Cobb did, still waving. The engineer’s trained ears had listened through the noise of the train and heard what they had all missed.

‘No more shooting,’ Jasmine said, smiling.

‘He’s right,’ Sarah said.

The horsemen were whooping, whistling, and waving their rifles, but they weren’t aiming and shooting any more. They rode around, beside, in front of, and behind the train with remarkable displays of horsemanship, but it was now obvious they weren’t intending to attack.

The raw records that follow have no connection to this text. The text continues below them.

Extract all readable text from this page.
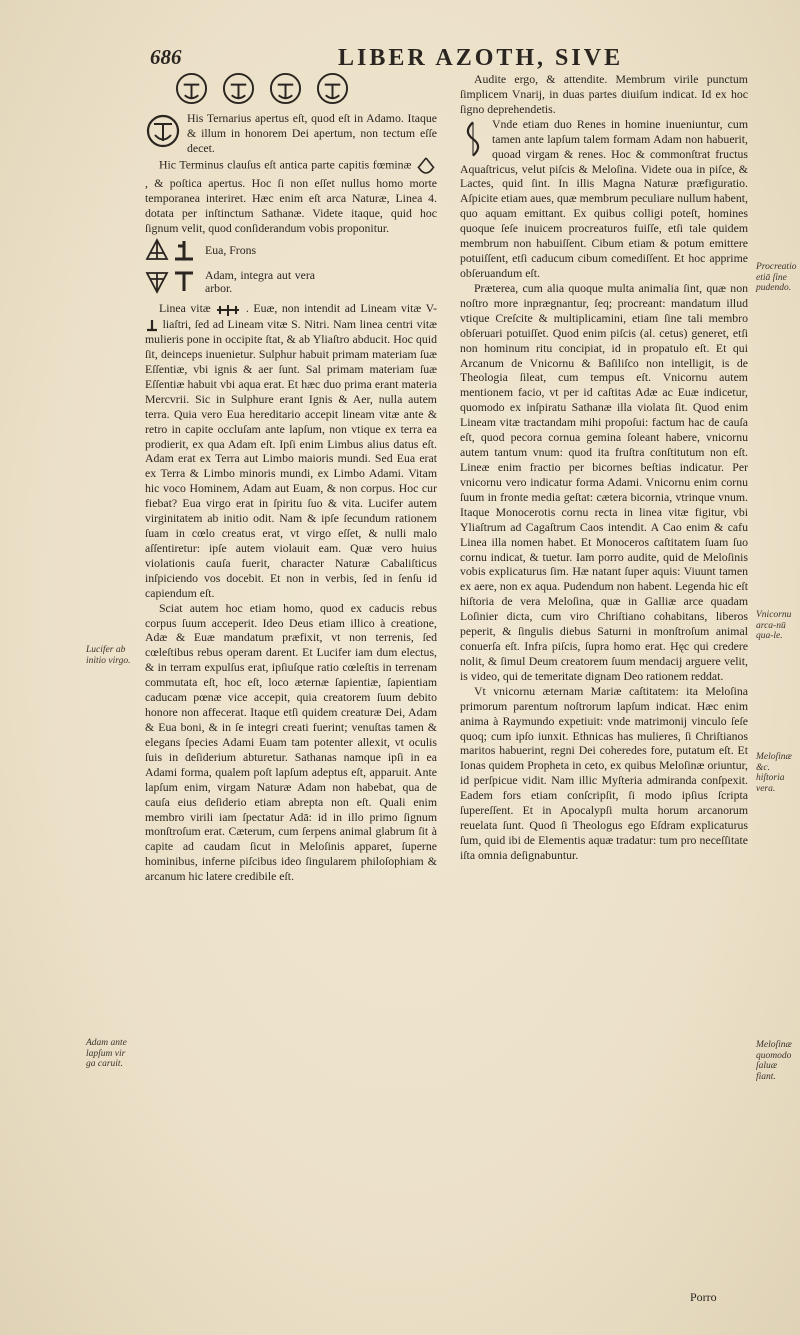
686	LIBER AZOTH, SIVE

His Ternarius apertus eſt, quod eſt in Adamo. Itaque & illum in honorem Dei apertum, non tectum eſſe decet.

Hic Terminus clauſus eſt antica parte capitis fœminæ  , & poſtica apertus. Hoc ſi non eſſet nullus homo morte temporanea interiret. Hæc enim eſt arca Naturæ, Linea 4. dotata per inſtinctum Sathanæ. Videte itaque, quid hoc ſignum velit, quod conſiderandum vobis proponitur.

Eua, Frons
Adam, integra aut vera arbor.

Linea vitæ	. Euæ, non intendit ad Lineam vitæ V-  liaſtri, ſed ad Lineam vitæ S. Nitri. Nam linea centri vitæ mulieris pone in occipite ſtat, & ab Yliaſtro abducit. Hoc quid ſit, deinceps inuenietur. Sulphur habuit primam materiam ſuæ Eſſentiæ, vbi ignis & aer ſunt. Sal primam materiam ſuæ Eſſentiæ habuit vbi aqua erat. Et hæc duo prima erant materia Mercvrii. Sic in Sulphure erant Ignis & Aer, nulla autem terra. Quia vero Eua hereditario accepit lineam vitæ ante & retro in capite occluſam ante lapſum, non vtique ex terra ea prodierit, ex qua Adam eſt. Ipſi enim Limbus alius datus eſt. Adam erat ex Terra aut Limbo maioris mundi. Sed Eua erat ex Terra & Limbo minoris mundi, ex Limbo Adami. Vitam hic voco Hominem, Adam aut Euam, & non corpus. Hoc cur fiebat? Eua virgo erat in ſpiritu ſuo & vita. Lucifer autem virginitatem ab initio odit. Nam & ipſe ſecundum rationem ſuam in cœlo creatus erat, vt virgo eſſet, & nulli malo aſſentiretur: ipſe autem violauit eam. Quæ vero huius violationis cauſa fuerit, character Naturæ Cabaliſticus inſpiciendo vos docebit. Et non in verbis, ſed in ſenſu id capiendum eſt.

Sciat autem hoc etiam homo, quod ex caducis rebus corpus ſuum acceperit. Ideo Deus etiam illico à creatione, Adæ & Euæ mandatum præfixit, vt non terrenis, ſed cœleſtibus rebus operam darent. Et Lucifer iam dum electus, & in terram expulſus erat, ipſiuſque ratio cœleſtis in terrenam commutata eſt, hoc eſt, loco æternæ ſapientiæ, ſapientiam caducam pœnæ vice accepit, quia creatorem ſuum debito honore non affecerat. Itaque etſi quidem creaturæ Dei, Adam & Eua boni, & in ſe integri creati fuerint; venuſtas tamen & elegans ſpecies Adami Euam tam potenter allexit, vt oculis ſuis in deſiderium abturetur. Sathanas namque ipſi in ea Adami forma, qualem poſt lapſum adeptus eſt, apparuit. Ante lapſum enim, virgam Naturæ Adam non habebat, qua de cauſa eius deſiderio etiam abrepta non eſt. Quali enim membro virili iam ſpectatur Adā: id in illo primo ſignum monſtroſum erat. Cæterum, cum ſerpens animal glabrum ſit à capite ad caudam ſicut in Meloſinis apparet, ſuperne hominibus, inferne piſcibus ideo ſingularem philoſophiam & arcanum hic latere credibile eſt.

Audite ergo, & attendite. Membrum virile punctum ſimplicem Vnarij, in duas partes diuiſum indicat. Id ex hoc ſigno deprehendetis.

Vnde etiam duo Renes in homine inueniuntur, cum tamen ante lapſum talem formam Adam non habuerit, quoad virgam & renes. Hoc & commonſtrat fructus Aquaſtricus, velut piſcis & Meloſina. Videte oua in piſce, & Lactes, quid ſint. In illis Magna Naturæ præfiguratio. Aſpicite etiam aues, quæ membrum peculiare nullum habent, quo aquam emittant. Ex quibus colligi poteſt, homines quoque ſeſe inuicem procreaturos fuiſſe, etſi tale quidem membrum non habuiſſent. Cibum etiam & potum emittere potuiſſent, etſi caducum cibum comediſſent. Et hoc apprime obſeruandum eſt.

Præterea, cum alia quoque multa animalia ſint, quæ non noſtro more inprægnantur, ſeq; procreant: mandatum illud vtique Creſcite & multiplicamini, etiam ſine tali membro obſeruari potuiſſet. Quod enim piſcis (al. cetus) generet, etſi non hominum ritu concipiat, id in propatulo eſt. Et qui Arcanum de Vnicornu & Baſiliſco non intelligit, is de Theologia ſileat, cum tempus eſt. Vnicornu autem mentionem facio, vt per id caſtitas Adæ ac Euæ indicetur, quomodo ex inſpiratu Sathanæ illa violata ſit. Quod enim Lineam vitæ tractandam mihi propoſui: factum hac de cauſa eſt, quod pecora cornua gemina ſoleant habere, vnicornu autem tantum vnum: quod ita fruſtra conſtitutum non eſt. Lineæ enim fractio per bicornes beſtias indicatur. Per vnicornu vero indicatur forma Adami. Vnicornu enim cornu ſuum in fronte media geſtat: cætera bicornia, vtrinque vnum. Itaque Monocerotis cornu recta in linea vitæ figitur, vbi Yliaſtrum ad Cagaſtrum Caos intendit. A Cao enim & cafu Linea illa nomen habet. Et Monoceros caſtitatem ſuam ſuo cornu indicat, & tuetur. Iam porro audite, quid de Meloſinis vobis explicaturus ſim. Hæ natant ſuper aquis: Viuunt tamen ex aere, non ex aqua. Pudendum non habent. Legenda hic eſt hiſtoria de vera Meloſina, quæ in Galliæ arce quadam Loſinier dicta, cum viro Chriſtiano cohabitans, liberos peperit, & ſingulis diebus Saturni in monſtroſum animal conuerſa eſt. Infra piſcis, ſupra homo erat. Hęc qui credere nolit, & ſimul Deum creatorem ſuum mendacij arguere velit, is video, qui de temeritate dignam Deo rationem reddat.

Vt vnicornu æternam Mariæ caſtitatem: ita Meloſina primorum parentum noſtrorum lapſum indicat. Hæc enim anima à Raymundo expetiuit: vnde matrimonij vinculo ſeſe quoq; cum ipſo iunxit. Ethnicas has mulieres, ſi Chriſtianos maritos habuerint, regni Dei coheredes fore, putatum eſt. Et Ionas quidem Propheta in ceto, ex quibus Meloſinæ oriuntur, id perſpicue vidit. Nam illic Myſteria admiranda conſpexit. Eadem fors etiam conſcripſit, ſi modo ipſius ſcripta ſupereſſent. Et in Apocalypſi multa horum arcanorum reuelata ſunt. Quod ſi Theologus ego Eſdram explicaturus ſum, quid ibi de Elementis aquæ tradatur: tum pro neceſſitate iſta omnia deſignabuntur.

Lucifer ab initio virgo.
Adam ante lapſum vir ga caruit.
Procreatio etiā ſine pudendo.
Vnicornu arca-nū qua-le.
Meloſinæ &c. hiſtoria vera.
Meloſinæ quomodo ſaluæ fiant.
Porro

‘I’m thinking they just don’t want to get netted,’ McNutt said.

Cobb lowered his arms and tightened his grip on the flagstaff out of frustration. He turned on the sharpshooter. ‘If you’d been paying attention, you would have noticed they didn’t go for the tracks. All it would have taken was a mallet or axe head to bend a single rail enough to force us to stop. They didn’t have to put themselves at risk. But they didn’t do that.’

‘Not if it was some macho Cossack thing,’ McNutt grumbled.

‘Why don’t you just admit you were wrong?’ they heard Sarah say.

McNutt looked away, annoyed that they weren’t even allowing that he could be right — which he still believed he was, having put on reckless, bravado-induced displays like that himself. But he brightened when he saw the man he had net-gunned reappear outside of the side window. The man was back on his horse with a gap-toothed smile that went from ear to ear, holding his rifle up proudly, angled slightly outward.

‘Wow,’ McNutt breathed.

‘What?’ Jasmine asked.

‘He just saluted me with a Mosin-Nagant M91-30,’ McNutt marveled, seeing three R’s surrounded by crossed stalks stamped on the rifle’s breech. ‘Those were specially modified for Romania and reserved in case of invasion.’

Suddenly, the team was distracted by a voice from outside the window where the white flag flew. It was a commanding, male voice, rough from years of sharp mountain air and tobacco.

‘Who are you?’ he demanded in a Slavonic language.

Everyone in the cab looked to Jasmine.

‘He’s the leader, asking who we are,’ she informed them.

‘In Romanian?’ Cobb wanted to know.

‘No, Russian,’ Jasmine told him.

‘Maybe he recognizes the markings on the train,’ Sarah suggested.

‘Only one way to find out,’ Cobb said. ‘Tell him we are explorers who come in peace.’

‘Tell him we have every intention of upholding the Prime Directive,’ McNutt added.

Jasmine looked at him as she maneuvered past Cobb, back to the window.

Star Trek,’ McNutt said. ‘Don’t interfere with indigenous life forms.’

‘Oh great,’ Sarah sighed. ‘Our gunman’s off in fantasyland again. I wish we could beam his ass back to Florida.’